WHERE clause

You can use certain operators in Python to help filter your dataset.

NOTE
The functions used for filtering are case sensitive.
eq() = '='
gt() = '>'
ge() = '>='
lt() = '<'
le() = '<='
And = and operator
Or = or operator

An example of using these filtering functions can be seen below:

df = dataset_reader.where(experience_ds['timestamp'].gt(87879779797).And(experience_ds['timestamp'].lt(87879779797)).Or(experience_ds['a'].eq(123)))

ORDER BY clause

The ORDER BY clause allows received results to be sorted by a specified column in a specific order (ascending or descending). This is done by using the sort() function.

An example of using the sort() function can be seen below:

df = dataset_reader.sort([('column_1', 'asc'), ('column_2', 'desc')])

LIMIT clause

The LIMIT clause allows you to limit the number of records received from the dataset.

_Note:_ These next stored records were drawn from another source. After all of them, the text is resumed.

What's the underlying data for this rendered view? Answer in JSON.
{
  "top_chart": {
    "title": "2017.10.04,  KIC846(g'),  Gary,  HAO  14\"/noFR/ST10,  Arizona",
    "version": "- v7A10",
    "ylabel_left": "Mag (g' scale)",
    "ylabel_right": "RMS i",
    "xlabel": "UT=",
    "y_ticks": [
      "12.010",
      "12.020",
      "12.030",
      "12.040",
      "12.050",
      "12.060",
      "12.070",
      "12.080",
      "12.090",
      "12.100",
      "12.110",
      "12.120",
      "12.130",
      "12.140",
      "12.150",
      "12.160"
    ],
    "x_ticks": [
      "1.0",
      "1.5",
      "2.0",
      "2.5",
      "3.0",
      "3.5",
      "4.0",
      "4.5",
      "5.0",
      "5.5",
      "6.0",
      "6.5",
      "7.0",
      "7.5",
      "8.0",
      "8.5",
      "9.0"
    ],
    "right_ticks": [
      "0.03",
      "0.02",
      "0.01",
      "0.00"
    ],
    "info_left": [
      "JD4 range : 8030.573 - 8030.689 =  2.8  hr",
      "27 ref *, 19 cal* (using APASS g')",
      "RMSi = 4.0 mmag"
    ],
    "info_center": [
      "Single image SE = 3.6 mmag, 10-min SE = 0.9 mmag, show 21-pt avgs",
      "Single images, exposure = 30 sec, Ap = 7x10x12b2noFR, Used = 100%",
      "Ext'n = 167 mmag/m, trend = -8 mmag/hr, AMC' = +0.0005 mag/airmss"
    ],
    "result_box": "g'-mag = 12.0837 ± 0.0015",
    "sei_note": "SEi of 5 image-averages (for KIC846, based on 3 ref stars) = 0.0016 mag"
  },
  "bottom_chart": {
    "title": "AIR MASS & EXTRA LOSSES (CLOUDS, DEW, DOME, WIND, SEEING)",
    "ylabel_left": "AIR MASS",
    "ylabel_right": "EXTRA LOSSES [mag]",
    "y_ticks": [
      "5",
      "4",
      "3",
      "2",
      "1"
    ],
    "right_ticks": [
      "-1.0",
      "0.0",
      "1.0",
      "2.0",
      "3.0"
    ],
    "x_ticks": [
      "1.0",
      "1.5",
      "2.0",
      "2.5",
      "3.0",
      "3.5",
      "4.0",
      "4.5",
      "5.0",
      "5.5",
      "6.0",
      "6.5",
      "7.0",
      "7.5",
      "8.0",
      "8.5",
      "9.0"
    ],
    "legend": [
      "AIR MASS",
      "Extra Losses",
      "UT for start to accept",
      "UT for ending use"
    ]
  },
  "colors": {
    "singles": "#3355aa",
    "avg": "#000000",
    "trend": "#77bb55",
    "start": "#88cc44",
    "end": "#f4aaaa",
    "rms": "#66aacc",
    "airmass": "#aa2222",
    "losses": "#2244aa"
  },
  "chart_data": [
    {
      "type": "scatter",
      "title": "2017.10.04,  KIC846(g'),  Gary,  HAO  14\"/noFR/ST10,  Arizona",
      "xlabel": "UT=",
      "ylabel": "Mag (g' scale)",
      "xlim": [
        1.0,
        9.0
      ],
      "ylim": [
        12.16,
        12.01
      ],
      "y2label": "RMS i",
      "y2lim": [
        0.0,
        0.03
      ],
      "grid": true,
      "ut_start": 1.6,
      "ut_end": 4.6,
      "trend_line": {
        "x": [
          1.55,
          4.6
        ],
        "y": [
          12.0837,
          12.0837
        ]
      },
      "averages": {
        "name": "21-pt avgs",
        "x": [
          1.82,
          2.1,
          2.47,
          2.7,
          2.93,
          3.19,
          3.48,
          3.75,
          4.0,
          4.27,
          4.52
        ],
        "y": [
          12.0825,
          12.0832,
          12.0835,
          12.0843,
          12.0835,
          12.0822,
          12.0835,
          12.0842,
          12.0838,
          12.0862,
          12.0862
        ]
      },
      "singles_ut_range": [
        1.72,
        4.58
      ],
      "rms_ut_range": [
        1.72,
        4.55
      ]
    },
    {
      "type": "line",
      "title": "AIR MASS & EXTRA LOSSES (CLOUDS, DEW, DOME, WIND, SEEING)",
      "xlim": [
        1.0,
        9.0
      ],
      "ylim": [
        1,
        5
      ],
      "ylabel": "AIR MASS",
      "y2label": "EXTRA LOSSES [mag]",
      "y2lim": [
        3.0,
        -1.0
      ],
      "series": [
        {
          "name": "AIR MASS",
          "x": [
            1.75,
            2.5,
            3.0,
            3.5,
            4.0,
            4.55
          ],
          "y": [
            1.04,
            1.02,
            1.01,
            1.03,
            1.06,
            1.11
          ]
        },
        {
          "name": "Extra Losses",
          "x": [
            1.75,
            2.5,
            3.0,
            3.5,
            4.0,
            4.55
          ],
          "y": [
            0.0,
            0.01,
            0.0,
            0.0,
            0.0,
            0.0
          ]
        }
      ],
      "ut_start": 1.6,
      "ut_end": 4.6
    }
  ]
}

An example of using the limit() function can be seen below:

df = dataset_reader.limit(100).read()

OFFSET clause

The OFFSET clause allows you to skip rows, from the beginning, to start returning rows from a later point. In combination with LIMIT, this can be used to iterate rows in blocks.

An example of using the offset() function can be seen below:

df = dataset_reader.offset(100).read()

Writing a dataset

To write to a dataset, you need to supply the pandas dataframe to your dataset.

Writing the pandas dataframe

client_context = get_client_context(config_properties)

# To fetch existing dataset
dataset = Dataset(client_context).get_by_id({DATASET_ID})

dataset_writer = DatasetWriter(client_context, dataset)

write_tracker = dataset_writer.write(<your_dataFrame>, file_format='json')